Scalping & Scalpers

Discussion in 'Trading' started by Slim Harpo, May 25, 2005.

  1. When I first came here I had no idea what members here were talking about when they mentioned scalping...being a scalper etc....Now I do know it means making many trades but getting in and out very quickly taking even pennies profits on each trade with the objective of making many small and fast profitable trades to build up wealth....Am I basically correct?

    If I am correct or close to it, my question and the reason for posting this is how do taxes play a role in this?.....are these considered short term capital gains/losses? and how does one keep track of so many trades...and does the tax angle hurt scalpers (scalping) big time by eating into profits?...and finally, are there any books anyone can recommend on scalping?...thanks
  2. Do you have the cost structure and infrastructure to be able to scalp?
  3. does having the name "sKaLpZ" count? :D

  4. You are correct in your basic assessment of scalping. It’s a strategy that less dependent on specific market conditions and less likely to result in an account crippling loss on a single trade (although many small losses do add up quickly).

    Stock positions that are held for less than a year are taxed at the short-term capital gains rate, which is your marginal income tax rate. Also, there is something called a wash sale rule on stock trades that can limit your ability to write off losses and complicate your tax filing. From a tax perspective, scalping broad based stock index futures, which are considered commodities by the IRS, is better because there are no wash sale rules and you only report the bottom line (gain and/or loss) at tax time. Also, 60 percent of your gains from commodity trading are taxed at the long-term capital gains rate (15 percent), and the remaining 40 percent of your gains are taxed at the short-term rate. This means that commodities gains are taxed at a minimum rate of 13 percent up to a maximum rate of 23 percent.

    So with index futures trading your taxes are most likely less, your tax return filing is easier, there is no pattern day trading rule, and no uptick rule on short sales.

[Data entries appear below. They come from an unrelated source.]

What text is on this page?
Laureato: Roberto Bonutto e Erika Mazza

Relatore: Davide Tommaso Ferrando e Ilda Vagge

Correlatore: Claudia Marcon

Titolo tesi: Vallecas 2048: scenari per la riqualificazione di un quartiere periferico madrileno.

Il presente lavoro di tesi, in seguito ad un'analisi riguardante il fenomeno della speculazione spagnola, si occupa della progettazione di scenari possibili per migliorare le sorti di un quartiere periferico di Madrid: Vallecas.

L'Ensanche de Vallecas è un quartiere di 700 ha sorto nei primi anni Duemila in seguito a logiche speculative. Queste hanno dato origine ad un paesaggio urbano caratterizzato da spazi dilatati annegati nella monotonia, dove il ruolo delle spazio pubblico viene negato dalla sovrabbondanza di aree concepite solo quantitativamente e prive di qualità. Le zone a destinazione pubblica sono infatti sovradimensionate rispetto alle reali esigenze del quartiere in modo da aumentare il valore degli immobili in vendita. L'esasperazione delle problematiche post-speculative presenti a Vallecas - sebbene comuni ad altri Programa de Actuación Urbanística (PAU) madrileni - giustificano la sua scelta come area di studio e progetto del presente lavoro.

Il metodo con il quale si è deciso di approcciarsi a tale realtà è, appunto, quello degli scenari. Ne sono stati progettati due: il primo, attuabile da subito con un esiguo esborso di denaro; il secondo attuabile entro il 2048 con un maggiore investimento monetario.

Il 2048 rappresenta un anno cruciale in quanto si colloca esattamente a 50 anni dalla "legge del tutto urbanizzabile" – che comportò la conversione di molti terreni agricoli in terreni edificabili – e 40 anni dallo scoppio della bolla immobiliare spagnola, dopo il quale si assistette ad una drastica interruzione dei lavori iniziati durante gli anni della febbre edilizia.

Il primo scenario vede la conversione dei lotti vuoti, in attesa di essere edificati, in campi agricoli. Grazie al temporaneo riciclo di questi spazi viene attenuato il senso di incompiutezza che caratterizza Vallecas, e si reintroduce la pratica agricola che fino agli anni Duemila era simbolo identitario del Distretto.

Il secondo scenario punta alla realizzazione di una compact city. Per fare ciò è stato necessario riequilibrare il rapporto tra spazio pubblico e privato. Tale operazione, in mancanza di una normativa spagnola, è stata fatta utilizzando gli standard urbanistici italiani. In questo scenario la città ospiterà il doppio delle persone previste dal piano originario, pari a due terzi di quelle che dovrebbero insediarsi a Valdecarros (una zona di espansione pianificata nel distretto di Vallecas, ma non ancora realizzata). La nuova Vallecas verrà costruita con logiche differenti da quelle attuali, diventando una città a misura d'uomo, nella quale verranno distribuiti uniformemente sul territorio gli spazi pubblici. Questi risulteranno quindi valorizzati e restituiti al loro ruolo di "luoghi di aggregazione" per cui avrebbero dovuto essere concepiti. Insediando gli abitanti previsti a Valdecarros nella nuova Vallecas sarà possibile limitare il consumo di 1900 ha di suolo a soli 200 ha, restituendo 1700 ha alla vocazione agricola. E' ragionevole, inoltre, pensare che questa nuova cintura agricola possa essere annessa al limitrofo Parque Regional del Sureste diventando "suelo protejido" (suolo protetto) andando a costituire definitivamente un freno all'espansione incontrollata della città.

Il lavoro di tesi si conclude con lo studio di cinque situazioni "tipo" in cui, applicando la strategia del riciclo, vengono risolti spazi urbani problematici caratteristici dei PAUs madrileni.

The down side is that futures are generally more risky than equities due to the leverage involved (which you should fully understand and consider despite the nice tax treatment). Also, commissions can be more expensive than trading stocks, depending on your broker and volume.

    I would recommend paper trading for a few weeks prior to committing real funds (don't forget to write down the bad trades as well as the good ones), and begin real trading with just a single contract (gains and losses can rack up very quickly with just one). Avoid the mini S&P 500 index, as the learning curve is much more expensive than other products (the mini Dow on CBOT, symbol YM, is relatively gentle). Finally, developing good money management skills early is key to holding on to your capital.

    Good luck.

  5. nugundam


    What kind and what do you mean by cost structure and infrastructure?

    Would you say if you do have the ability to scalp then is it always more profitable and more sure way of making money? Afterall if all you do is try to get as many small spreads as you can then you might have a 90% accuracy as compared to larger spreads which might have 60-70% probability.
  6. Thank You for answering the questions I had....very helpful to me , especially the tax situation....I, at this time, do not wish to scalp or attempt to be a scalper..I just find those who do use this approach to make money very interesting and was wondering how taxes fit in with this kind of trading style and where I can read more about it....

    Thanks again...I appreciate your thorough reply..
  7. Cost stucture and infrastructure to me would mean do you have the commision schedule and platform to perform these types of trades. Scalping 1-2 pennies means your execution fees must be under a dollar per round trip. And with pass throughs you need a platform with lightning fast order execution on all ECN's to work the fees as best as you can.

    After you have this, being 90% accurate i would say is pretty much impossible, because you have to keep your losses small (1-2 cents). This will mean that even in trades where you are right, you can be shaken out either by the specialist or a market maker depending on where your stock trades.
  8. notchum


    what about a stock that has some volume to it. Can a specialist or market maker shift it away from you that easily? Seems the will of the masses might be more focused on the forest and a tree or two.
  9. Scalping is misnomer. They should call it "fucking", in and out quick.
  10. notchum


    who doesn't like to f*ck. and make a buck while doing it?? that is the best job on earth.